The first post by Roger Pielke Jr., the contributing writer on climate for Nate Silver’s new FiveThirtyEight venture, is premised on a factually incorrect assertion. Pielke’s thesis is that “[a]ll the apocalyptic ‘climate porn’ in your Facebook feed is solely a function of perception,” premised on this claim:
In fact, today’s climate models suggest that future changes in extremes that cause the most damage won’t be detectable in the statistics of weather (or damage) for many decades.
This claim is false, even under Pielke’s terms. Pielke defines “extremes that cause the most damage” as “floods, droughts, hurricanes and tornadoes,” excluding “heat waves and intense precipitation,” because “these phenomena are not significant drivers of disaster costs.” (That exclusion is made without a supporting reference.)

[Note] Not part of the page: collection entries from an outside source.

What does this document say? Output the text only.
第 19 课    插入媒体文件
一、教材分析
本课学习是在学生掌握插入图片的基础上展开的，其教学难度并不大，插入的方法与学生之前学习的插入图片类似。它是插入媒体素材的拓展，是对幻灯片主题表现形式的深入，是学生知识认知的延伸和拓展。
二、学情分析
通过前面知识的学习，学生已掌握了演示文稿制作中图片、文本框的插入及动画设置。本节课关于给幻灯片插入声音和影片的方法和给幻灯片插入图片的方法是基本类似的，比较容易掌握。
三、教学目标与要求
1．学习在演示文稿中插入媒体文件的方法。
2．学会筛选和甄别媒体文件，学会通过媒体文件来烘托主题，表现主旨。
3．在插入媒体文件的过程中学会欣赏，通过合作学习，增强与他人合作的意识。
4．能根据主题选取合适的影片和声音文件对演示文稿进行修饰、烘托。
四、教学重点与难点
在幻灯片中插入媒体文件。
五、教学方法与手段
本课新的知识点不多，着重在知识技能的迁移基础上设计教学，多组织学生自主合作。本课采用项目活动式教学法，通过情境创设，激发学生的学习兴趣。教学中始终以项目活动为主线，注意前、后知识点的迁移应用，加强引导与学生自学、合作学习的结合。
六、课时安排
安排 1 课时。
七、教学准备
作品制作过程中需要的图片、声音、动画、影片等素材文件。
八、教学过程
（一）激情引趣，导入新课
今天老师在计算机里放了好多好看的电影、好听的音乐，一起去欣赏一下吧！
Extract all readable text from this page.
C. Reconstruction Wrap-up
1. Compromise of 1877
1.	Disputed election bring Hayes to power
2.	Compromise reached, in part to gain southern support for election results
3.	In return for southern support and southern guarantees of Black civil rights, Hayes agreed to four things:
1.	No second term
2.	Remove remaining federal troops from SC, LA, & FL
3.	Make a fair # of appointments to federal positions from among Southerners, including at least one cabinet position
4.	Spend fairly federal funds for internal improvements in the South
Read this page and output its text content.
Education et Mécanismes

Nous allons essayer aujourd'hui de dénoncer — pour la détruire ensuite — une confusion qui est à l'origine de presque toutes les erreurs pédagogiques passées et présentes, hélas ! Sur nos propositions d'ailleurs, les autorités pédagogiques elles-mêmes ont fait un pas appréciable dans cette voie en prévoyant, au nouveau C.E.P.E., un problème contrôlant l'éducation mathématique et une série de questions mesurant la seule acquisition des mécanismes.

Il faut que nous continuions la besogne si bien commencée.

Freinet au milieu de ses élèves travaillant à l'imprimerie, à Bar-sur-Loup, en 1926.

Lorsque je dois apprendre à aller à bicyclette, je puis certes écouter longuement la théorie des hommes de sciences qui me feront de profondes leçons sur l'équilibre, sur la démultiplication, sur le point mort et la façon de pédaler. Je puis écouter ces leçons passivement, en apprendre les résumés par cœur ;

In fact, climate models, checked against observations, have already detected changes in the most damaging extremes in the statistics of weather, even under Pielke’s carefully chosen terms:
- Anthropogenic greenhouse gas contribution to flood risk in England and Wales in autumn 2000, Pall et al, Nature 2011
- Atlantic hurricanes and natural variability in 2005, Trenberth and Shea, Geophysical Research Letters 2006
- Global warming increases flood risk in mountainous areas, Allamano, Claps, and Laio, Geophysical Research Letters, 2009
- Increasing drought under global warming in observations and models, Dai, Nature Climate Change 2012
Although there is an observed increase in frequency and intensity of tornadic activity in the United States, the observational record is insufficiently reliable as to make the trend certain. Similarly there is uncertainty in how global warming-driven changes will influence tornadic activity, though there is no question that global warming is changing the factors that determine tornadic development.
Given a sensible policy toward risk, that uncertainty should increase our concern about the continued pollution of our weather system, not decrease it.